I risultati dell’autopsia sul cadavere di Elisa Pomarelli saranno disponibili tra un mese, ma le prime parziali risultanze parrebbero confermare lo strozzamento. L’esame è avvenuto questa mattina all’istituto di Medicina Legale di Pavia per opera dei medici legali Marco Ballardini e Novella D’Agostini.

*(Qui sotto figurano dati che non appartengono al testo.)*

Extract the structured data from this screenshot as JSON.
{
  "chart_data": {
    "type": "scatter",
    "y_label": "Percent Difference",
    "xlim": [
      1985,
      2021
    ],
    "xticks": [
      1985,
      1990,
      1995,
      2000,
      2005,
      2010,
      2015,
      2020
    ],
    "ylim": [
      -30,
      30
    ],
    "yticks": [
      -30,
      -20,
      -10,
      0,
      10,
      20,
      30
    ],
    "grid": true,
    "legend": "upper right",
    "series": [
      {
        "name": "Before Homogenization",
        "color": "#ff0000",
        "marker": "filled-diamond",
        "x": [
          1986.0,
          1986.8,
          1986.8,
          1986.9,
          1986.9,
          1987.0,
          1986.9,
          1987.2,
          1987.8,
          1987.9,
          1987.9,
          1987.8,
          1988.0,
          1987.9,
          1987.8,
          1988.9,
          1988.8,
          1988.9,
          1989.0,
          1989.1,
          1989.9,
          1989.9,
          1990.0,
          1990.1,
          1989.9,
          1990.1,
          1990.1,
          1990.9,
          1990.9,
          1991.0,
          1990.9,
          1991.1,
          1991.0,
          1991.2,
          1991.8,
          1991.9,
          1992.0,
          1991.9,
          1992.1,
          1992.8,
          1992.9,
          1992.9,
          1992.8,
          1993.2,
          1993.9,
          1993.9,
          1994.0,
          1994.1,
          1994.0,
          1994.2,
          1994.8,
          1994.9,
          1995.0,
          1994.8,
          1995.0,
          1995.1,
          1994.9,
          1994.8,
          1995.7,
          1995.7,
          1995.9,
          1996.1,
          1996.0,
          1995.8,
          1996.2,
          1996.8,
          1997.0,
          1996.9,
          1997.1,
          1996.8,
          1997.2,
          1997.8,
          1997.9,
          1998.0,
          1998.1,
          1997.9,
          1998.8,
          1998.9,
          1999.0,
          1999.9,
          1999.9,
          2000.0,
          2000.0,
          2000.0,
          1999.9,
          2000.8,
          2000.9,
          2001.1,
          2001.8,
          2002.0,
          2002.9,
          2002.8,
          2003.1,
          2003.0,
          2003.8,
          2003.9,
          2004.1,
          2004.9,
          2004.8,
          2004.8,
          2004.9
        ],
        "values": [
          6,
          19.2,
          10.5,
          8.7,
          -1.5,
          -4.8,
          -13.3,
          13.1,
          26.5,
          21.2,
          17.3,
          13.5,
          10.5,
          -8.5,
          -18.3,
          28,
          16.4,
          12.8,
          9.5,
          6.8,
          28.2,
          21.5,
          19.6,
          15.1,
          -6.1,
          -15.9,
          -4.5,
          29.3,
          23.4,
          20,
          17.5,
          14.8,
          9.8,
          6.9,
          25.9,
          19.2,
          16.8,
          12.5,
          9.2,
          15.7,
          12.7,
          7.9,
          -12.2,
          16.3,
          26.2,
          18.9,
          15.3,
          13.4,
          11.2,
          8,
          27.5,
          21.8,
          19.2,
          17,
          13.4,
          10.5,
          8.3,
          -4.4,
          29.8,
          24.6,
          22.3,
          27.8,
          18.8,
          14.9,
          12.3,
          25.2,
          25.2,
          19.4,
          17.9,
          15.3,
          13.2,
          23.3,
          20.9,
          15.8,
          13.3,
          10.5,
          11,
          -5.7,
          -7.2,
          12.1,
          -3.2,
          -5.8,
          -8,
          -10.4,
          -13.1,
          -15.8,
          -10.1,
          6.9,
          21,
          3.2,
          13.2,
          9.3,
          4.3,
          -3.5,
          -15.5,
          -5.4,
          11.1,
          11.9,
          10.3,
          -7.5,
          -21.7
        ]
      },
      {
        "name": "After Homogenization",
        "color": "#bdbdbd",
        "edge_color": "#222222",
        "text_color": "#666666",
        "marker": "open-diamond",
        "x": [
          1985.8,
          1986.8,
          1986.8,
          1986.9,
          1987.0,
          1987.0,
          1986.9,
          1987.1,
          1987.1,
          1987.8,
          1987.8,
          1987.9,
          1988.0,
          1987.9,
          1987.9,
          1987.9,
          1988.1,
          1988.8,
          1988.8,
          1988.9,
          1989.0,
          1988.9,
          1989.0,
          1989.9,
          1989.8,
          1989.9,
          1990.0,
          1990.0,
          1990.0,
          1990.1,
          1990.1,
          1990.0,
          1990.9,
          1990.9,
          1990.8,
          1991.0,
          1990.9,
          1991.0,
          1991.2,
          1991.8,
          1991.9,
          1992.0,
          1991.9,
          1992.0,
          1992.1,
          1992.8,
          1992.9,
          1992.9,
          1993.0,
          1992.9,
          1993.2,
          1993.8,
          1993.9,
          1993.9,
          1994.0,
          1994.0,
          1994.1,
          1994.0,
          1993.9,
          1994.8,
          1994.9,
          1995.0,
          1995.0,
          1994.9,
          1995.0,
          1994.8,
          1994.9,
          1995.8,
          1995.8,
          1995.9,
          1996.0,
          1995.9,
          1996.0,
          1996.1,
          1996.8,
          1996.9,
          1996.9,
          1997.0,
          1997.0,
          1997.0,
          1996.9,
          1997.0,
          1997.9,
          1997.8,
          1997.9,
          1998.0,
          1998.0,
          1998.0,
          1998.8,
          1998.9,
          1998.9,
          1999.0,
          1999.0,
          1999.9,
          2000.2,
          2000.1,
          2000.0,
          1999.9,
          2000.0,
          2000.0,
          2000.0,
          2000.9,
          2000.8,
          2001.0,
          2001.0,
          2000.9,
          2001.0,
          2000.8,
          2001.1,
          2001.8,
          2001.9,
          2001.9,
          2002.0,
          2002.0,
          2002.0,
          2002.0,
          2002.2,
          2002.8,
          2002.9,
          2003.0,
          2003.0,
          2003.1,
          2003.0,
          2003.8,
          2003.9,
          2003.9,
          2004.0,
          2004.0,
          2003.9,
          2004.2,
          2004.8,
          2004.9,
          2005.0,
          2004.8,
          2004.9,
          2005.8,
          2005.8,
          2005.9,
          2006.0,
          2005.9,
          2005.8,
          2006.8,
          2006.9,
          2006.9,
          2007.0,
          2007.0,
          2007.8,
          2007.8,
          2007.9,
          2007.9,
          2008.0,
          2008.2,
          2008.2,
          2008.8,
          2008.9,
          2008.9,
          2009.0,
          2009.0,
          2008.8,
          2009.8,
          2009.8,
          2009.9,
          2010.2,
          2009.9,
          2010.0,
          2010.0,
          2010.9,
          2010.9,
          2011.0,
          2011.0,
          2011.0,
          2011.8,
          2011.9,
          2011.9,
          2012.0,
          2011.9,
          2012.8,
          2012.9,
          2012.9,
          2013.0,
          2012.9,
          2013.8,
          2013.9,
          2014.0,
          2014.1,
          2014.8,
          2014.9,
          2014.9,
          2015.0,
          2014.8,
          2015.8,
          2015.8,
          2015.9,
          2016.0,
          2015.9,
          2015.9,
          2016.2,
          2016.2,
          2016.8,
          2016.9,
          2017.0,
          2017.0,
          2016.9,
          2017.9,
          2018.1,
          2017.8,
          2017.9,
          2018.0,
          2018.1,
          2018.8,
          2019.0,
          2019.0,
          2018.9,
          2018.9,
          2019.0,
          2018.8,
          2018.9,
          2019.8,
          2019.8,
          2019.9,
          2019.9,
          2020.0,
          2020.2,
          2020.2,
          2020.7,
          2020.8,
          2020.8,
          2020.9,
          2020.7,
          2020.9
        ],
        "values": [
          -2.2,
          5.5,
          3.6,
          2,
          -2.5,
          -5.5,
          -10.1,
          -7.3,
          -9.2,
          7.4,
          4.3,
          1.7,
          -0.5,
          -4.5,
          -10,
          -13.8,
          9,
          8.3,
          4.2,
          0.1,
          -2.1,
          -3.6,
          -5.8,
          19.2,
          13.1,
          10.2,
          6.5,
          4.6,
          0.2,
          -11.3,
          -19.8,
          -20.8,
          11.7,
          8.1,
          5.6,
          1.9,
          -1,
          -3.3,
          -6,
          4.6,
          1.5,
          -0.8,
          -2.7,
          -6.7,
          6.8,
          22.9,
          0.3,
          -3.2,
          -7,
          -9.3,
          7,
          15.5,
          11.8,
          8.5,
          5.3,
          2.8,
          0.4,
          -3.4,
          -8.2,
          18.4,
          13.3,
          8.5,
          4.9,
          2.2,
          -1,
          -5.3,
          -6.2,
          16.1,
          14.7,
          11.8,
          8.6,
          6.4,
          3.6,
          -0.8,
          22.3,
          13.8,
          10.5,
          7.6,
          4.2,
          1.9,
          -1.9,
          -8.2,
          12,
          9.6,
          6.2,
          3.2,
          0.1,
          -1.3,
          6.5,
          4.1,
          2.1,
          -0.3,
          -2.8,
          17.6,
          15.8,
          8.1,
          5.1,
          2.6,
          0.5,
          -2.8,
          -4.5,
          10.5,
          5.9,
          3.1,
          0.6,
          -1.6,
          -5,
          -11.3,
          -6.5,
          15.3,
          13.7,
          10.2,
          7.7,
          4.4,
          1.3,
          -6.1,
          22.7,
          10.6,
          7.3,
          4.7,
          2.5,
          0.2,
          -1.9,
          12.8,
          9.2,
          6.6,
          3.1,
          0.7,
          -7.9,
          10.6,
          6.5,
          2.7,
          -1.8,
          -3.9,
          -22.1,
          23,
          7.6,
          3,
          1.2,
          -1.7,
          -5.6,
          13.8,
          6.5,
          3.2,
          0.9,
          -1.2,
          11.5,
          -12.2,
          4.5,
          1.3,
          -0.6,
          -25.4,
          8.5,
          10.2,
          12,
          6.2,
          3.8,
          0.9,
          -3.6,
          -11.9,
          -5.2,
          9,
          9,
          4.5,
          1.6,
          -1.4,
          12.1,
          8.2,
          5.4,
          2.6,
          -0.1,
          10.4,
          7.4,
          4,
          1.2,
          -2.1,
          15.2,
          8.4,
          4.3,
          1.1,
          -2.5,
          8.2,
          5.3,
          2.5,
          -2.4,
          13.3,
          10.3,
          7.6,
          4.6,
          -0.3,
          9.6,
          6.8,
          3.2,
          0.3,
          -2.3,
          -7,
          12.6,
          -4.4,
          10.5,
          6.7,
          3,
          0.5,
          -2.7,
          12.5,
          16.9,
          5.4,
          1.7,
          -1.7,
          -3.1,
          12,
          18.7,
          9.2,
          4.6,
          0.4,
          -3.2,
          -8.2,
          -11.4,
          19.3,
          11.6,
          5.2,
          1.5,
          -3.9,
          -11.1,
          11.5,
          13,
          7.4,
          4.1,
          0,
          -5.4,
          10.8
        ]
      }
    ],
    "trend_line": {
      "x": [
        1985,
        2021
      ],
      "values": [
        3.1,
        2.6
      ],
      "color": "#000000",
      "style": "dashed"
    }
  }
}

Lo stesso Massimo Sebastiani, confessando l’omicidio della 28enne, aveva spiegato di averla strozzata mentre i due si trovavano all’interno del pollaio. Le telecamere di sorveglianza dell’azienda adiacente l’abitazione del 45enne confermerebbero la ricostruzione: Massimo ed Elisa entrano nel pollaio alle 14,11. Alle 14,21, Sebastiani esce da solo per poi rientrare. Alle 14,31 l’uomo lascia il pollaio portando in braccio Elisa, priva di conoscenza.

Gli inquirenti puntano ora a cercare il telefono cellulare di Elisa, gettato tra i campi dal suo assassino: all’interno potrebbero esserci elementi utili alle indagini. Dallo stesso apparecchio, per esempio, sarebbe partita per sbaglio una videochiamata a un’amica della vittima.